What does this mean for the shared understanding? It is hard to make a compelling case that rental costs are stable or that housing is becoming more affordable. If that conclusion is accepted, then there is a stronger case to develop a shared understanding of a progressive set of targets for affordability and their inclusion into forward-looking operational government considerations such as starting rents for grant-funded new social housing. The affordability problem has been worsening and society needs to act. One way we can do this is by agreeing on such a shared understanding because it is important for the housing system and increasingly urgent for tenants. It is a real-world problem that requires purposeful response and the shared understanding is a necessary part of making progress. However, as we discuss further below, that does not mean that providers should come under pressure to lower rents.
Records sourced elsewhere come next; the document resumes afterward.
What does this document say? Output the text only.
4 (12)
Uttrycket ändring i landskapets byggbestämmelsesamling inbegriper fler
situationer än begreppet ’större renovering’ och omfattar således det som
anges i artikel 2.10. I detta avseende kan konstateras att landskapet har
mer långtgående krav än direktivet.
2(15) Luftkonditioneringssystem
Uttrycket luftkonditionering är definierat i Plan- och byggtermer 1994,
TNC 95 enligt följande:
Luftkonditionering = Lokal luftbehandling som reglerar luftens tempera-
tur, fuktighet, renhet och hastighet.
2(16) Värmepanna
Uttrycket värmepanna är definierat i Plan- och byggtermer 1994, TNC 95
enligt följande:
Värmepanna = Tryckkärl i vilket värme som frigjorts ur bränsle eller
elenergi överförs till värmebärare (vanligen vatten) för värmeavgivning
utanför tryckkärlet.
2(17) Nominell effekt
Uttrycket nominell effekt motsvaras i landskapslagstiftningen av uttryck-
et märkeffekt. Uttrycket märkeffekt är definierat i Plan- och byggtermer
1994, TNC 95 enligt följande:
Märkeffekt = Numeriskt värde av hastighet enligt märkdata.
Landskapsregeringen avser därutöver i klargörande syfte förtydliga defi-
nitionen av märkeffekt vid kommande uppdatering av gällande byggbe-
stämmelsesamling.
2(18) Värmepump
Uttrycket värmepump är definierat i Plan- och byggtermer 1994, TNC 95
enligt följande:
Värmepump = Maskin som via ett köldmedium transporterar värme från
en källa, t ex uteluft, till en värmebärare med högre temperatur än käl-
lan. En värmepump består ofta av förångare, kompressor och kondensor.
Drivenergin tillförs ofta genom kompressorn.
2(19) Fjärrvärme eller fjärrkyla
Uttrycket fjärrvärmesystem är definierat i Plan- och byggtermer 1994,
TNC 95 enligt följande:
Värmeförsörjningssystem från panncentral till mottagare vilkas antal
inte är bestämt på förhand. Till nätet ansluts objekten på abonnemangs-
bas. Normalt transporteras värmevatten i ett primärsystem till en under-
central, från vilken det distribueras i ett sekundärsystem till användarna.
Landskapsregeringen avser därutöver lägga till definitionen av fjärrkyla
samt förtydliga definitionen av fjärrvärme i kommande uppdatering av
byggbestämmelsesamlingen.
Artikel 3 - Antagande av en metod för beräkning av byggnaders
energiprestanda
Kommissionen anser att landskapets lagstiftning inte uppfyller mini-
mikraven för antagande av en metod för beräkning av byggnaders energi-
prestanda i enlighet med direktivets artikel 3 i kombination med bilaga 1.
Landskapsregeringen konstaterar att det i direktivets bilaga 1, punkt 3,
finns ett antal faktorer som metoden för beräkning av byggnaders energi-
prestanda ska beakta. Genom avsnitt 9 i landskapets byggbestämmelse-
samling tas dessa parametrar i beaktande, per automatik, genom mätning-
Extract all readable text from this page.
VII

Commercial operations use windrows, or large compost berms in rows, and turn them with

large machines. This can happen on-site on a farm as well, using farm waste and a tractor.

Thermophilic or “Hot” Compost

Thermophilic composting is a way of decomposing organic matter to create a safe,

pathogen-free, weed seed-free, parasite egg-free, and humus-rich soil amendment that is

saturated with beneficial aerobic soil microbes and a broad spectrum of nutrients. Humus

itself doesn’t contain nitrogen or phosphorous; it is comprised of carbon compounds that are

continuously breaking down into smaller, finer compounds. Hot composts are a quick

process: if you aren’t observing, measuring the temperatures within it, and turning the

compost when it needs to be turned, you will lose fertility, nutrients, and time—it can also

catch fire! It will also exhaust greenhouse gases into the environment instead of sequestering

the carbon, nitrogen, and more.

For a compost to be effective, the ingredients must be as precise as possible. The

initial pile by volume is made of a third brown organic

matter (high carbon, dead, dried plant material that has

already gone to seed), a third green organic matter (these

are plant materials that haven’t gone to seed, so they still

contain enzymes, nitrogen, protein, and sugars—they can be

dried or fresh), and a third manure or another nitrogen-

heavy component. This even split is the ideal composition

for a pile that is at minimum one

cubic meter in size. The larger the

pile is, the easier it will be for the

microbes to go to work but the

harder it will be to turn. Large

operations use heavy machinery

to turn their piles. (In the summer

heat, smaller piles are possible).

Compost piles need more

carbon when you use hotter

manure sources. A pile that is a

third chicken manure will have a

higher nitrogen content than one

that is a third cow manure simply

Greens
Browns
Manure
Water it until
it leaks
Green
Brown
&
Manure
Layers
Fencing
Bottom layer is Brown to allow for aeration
The rest of this report is in five further sections. Section 2 briefly sets out the remit and working practice of the SLWG. Section 3 is contextual and provides a sense of the range of affordability meanings and definitions and why the lack of consistency matters in practical terms. It highlights the fundamental fault lines from the academic and research literature on affordability, and then asks what does this mean for moving towards a shared understanding? Section 4 presents the primary findings of the new evidence we assembled from the SLWG: focus groups and interviews; bespoke household survey data evidence, and a questionnaire of SLWG members. Section 5 analyses and reflects on the evidence we have brought to the working group and attempts to reach reasoned judgements on the fault lines we have identified through the SLWG meetings and evidence gathering. Finally, section 6 summarises and concludes by setting out our recommendations for Scottish Ministers.